GIEC : Dernier rapport alarmant sur le climat // IPCC : An alarming report on climate

Selon la version provisoire d’un rapport du Groupe d’experts intergouvernemental sur l’évolution du climat (GIEC) dont la version définitive est prévue le 8 octobre 2018, si les émissions de gaz à effet de serre (GES) générées par les activités humaines gardent leur rythme actuel, le réchauffement terrestre moyen dépassera +1,5°C (par rapport au niveau pré-industriel) d’ici environ 2040.

Si toutes ces émissions cessaient immédiatement, il est probable que le monde resterait sous ce seuil critique de 1,5°C. Pour autant, par un effet de latence, les gaz déjà émis continueraient à eux seuls à avoir des conséquences, notamment en terme d’élévation du niveau des mers.
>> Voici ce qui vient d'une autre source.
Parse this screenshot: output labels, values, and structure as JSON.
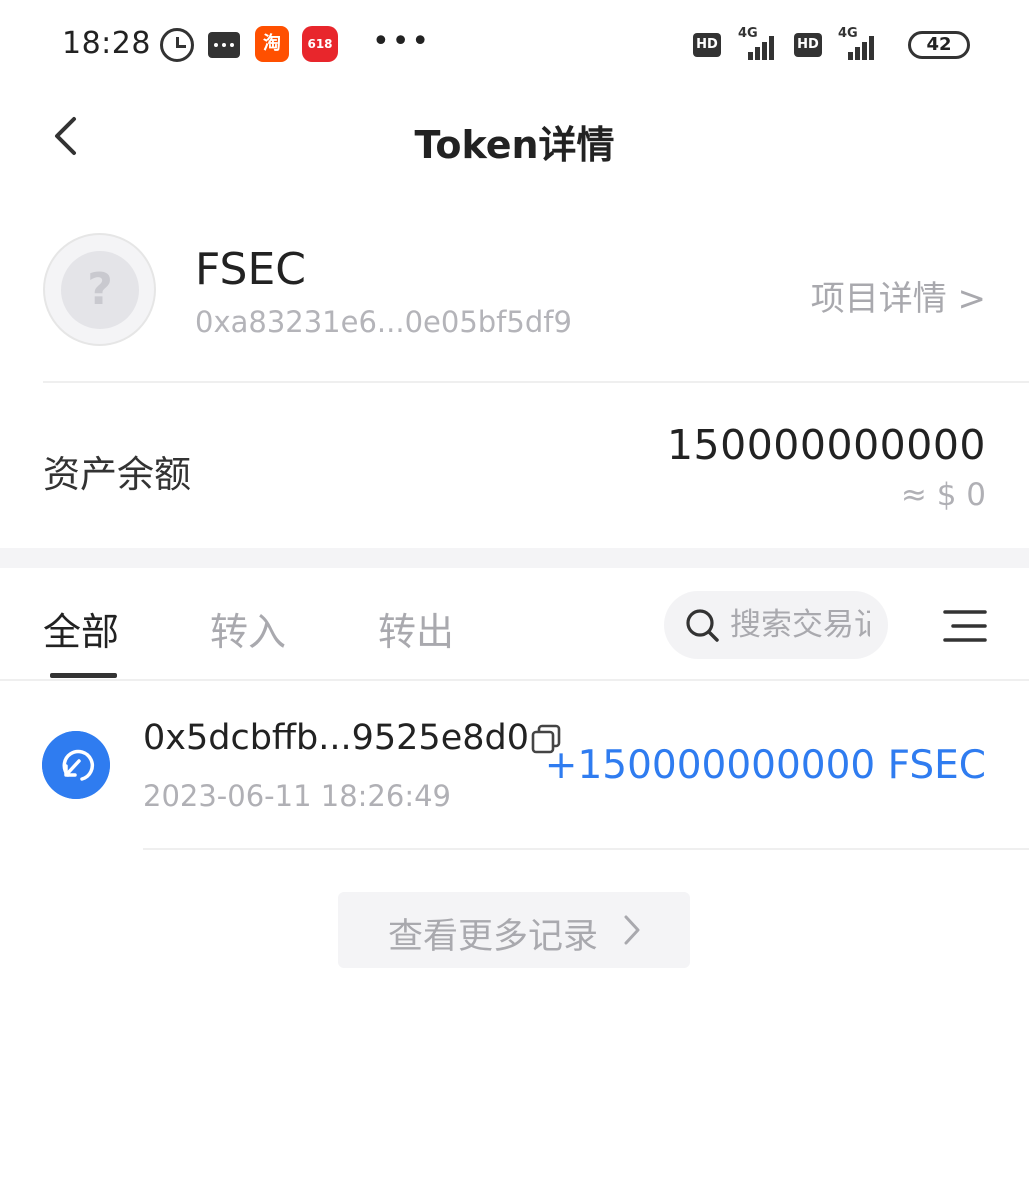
{
  "status_bar": {
    "time": "18:28",
    "app1_label": "淘",
    "app2_label": "618",
    "more": "•••",
    "network1": "HD",
    "network2": "HD",
    "signal_type1": "4G",
    "signal_type2": "4G",
    "battery": "42"
  },
  "header": {
    "title": "Token详情"
  },
  "token": {
    "symbol": "FSEC",
    "address": "0xa83231e6...0e05bf5df9",
    "project_link": "项目详情 >",
    "avatar_placeholder": "?"
  },
  "balance": {
    "label": "资产余额",
    "value": "150000000000",
    "usd": "≈ $  0"
  },
  "tabs": [
    {
      "label": "全部",
      "active": true
    },
    {
      "label": "转入",
      "active": false
    },
    {
      "label": "转出",
      "active": false
    }
  ],
  "search": {
    "placeholder": "搜索交易记录"
  },
  "transactions": [
    {
      "hash": "0x5dcbffb...9525e8d0",
      "date": "2023-06-11 18:26:49",
      "amount": "+150000000000 FSEC",
      "direction": "in"
    }
  ],
  "more_button": {
    "label": "查看更多记录"
  },
  "colors": {
    "accent": "#2f7cf0",
    "text_primary": "#222222",
    "text_secondary": "#a9a9ae",
    "divider": "#efefef"
  }
}
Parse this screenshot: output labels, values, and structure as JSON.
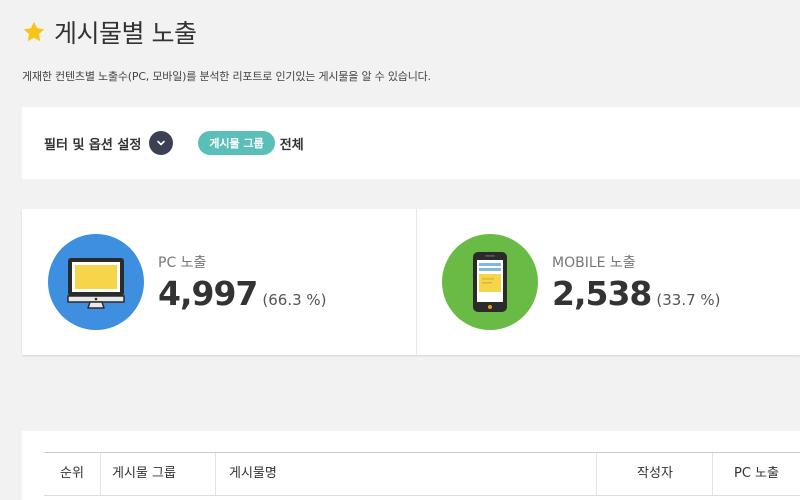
{
  "header": {
    "icon": "star-icon",
    "title": "게시물별 노출",
    "description": "게재한 컨텐츠별 노출수(PC, 모바일)를 분석한 리포트로 인기있는 게시물을 알 수 있습니다."
  },
  "filter": {
    "label": "필터 및 옵션 설정",
    "toggle_icon": "chevron-down-icon",
    "chip_label": "게시물 그룹",
    "chip_value": "전체"
  },
  "stats": {
    "pc": {
      "icon": "monitor-icon",
      "label": "PC 노출",
      "value": "4,997",
      "percent": "(66.3 %)",
      "color": "#3e8fe0"
    },
    "mobile": {
      "icon": "smartphone-icon",
      "label": "MOBILE 노출",
      "value": "2,538",
      "percent": "(33.7 %)",
      "color": "#6aba46"
    }
  },
  "table": {
    "columns": [
      "순위",
      "게시물 그룹",
      "게시물명",
      "작성자",
      "PC 노출"
    ]
  },
  "colors": {
    "background": "#f2f2f2",
    "chip": "#5bbfb9",
    "toggle": "#3d3f52",
    "star": "#f5c518"
  }
}
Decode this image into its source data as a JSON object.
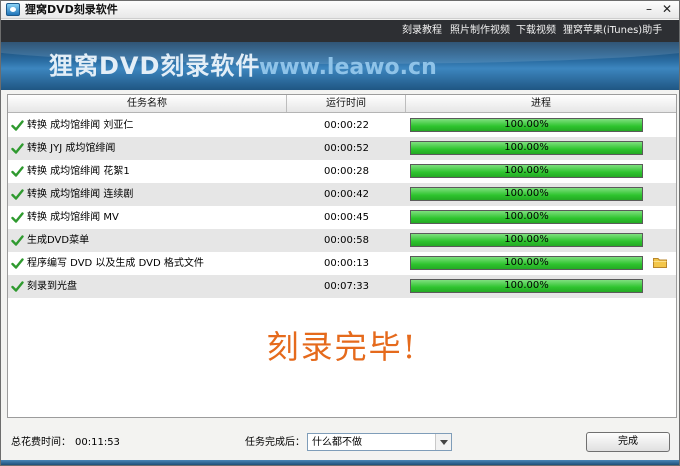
{
  "window": {
    "title": "狸窝DVD刻录软件",
    "minimize": "–",
    "close": "✕"
  },
  "menu": [
    "刻录教程",
    "照片制作视频",
    "下载视频",
    "狸窝苹果(iTunes)助手"
  ],
  "banner": {
    "title": "狸窝DVD刻录软件",
    "url": "www.leawo.cn"
  },
  "table": {
    "headers": {
      "name": "任务名称",
      "time": "运行时间",
      "progress": "进程"
    },
    "rows": [
      {
        "name": "转换 成均馆绯闻 刘亚仁",
        "time": "00:00:22",
        "progress": 1.0,
        "progress_label": "100.00%"
      },
      {
        "name": "转换 JYJ 成均馆绯闻",
        "time": "00:00:52",
        "progress": 1.0,
        "progress_label": "100.00%"
      },
      {
        "name": "转换 成均馆绯闻 花絮1",
        "time": "00:00:28",
        "progress": 1.0,
        "progress_label": "100.00%"
      },
      {
        "name": "转换 成均馆绯闻 连续剧",
        "time": "00:00:42",
        "progress": 1.0,
        "progress_label": "100.00%"
      },
      {
        "name": "转换 成均馆绯闻 MV",
        "time": "00:00:45",
        "progress": 1.0,
        "progress_label": "100.00%"
      },
      {
        "name": "生成DVD菜单",
        "time": "00:00:58",
        "progress": 1.0,
        "progress_label": "100.00%"
      },
      {
        "name": "程序编写 DVD 以及生成 DVD 格式文件",
        "time": "00:00:13",
        "progress": 1.0,
        "progress_label": "100.00%",
        "has_folder": true
      },
      {
        "name": "刻录到光盘",
        "time": "00:07:33",
        "progress": 1.0,
        "progress_label": "100.00%"
      }
    ]
  },
  "message": "刻录完毕!",
  "footer": {
    "total_label": "总花费时间：",
    "total_value": "00:11:53",
    "after_label": "任务完成后：",
    "after_value": "什么都不做",
    "done_button": "完成"
  },
  "colors": {
    "progress": "#2ec42e",
    "message": "#e56a1c",
    "menubar": "#2d2f33"
  }
}
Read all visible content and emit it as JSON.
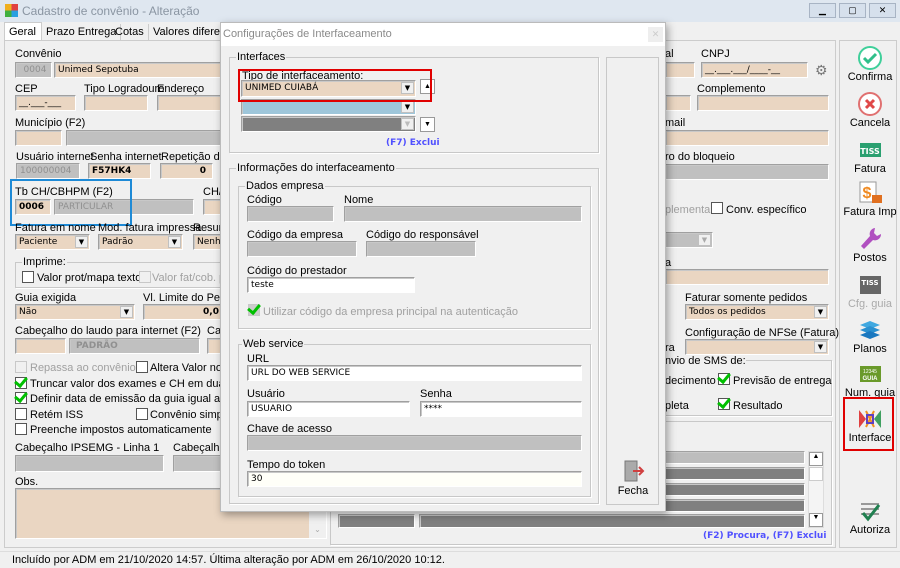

Le rapport explique que les risques du réchauffement climatique se trouvent réduits à +1,5°C, par rapport à +2°C, qu’il s’agisse du nombre d’événements extrêmes, de vagues de chaleur dans le monde entier, de précipitations diluviennes prévues dans la plupart des régions, de feux de forêts, d’invasions ou d’extinctions d’espèces, de productivité des océans, de rendement agricole global, ou encore de perte plus limitée du permafrost. Pour autant, stopper le mercure à 1,5°C d’ici 2100 pourrait ne pas suffire à stopper la déstabilisation des calottes glaciaires de l’Antarctique et du Groenland, avec la forte hausse du niveau des mers prévue dans les siècles à venir.

Stabiliser le réchauffement à 1,5°C exige d’arriver à une neutralité en émissions de CO2 (issues à 80% de la combustion des énergies fossiles) au milieu du siècle. Autrement dit, cela suppose de ne plus émettre dans l’atmosphère plus que ce que nous sommes capables d’en retirer, mais aussi de réduire les autres GES, notamment le méthane.

Le résumé du rapport provisoire du GIEC recommande aussi que le maximum des émissions mondiales de CO2 soit atteint… en 2020. Cela demandera une transition « rapide et vaste », dans les 10 ou 20 ans à venir, en matière de systèmes énergétiques, urbains, industriels…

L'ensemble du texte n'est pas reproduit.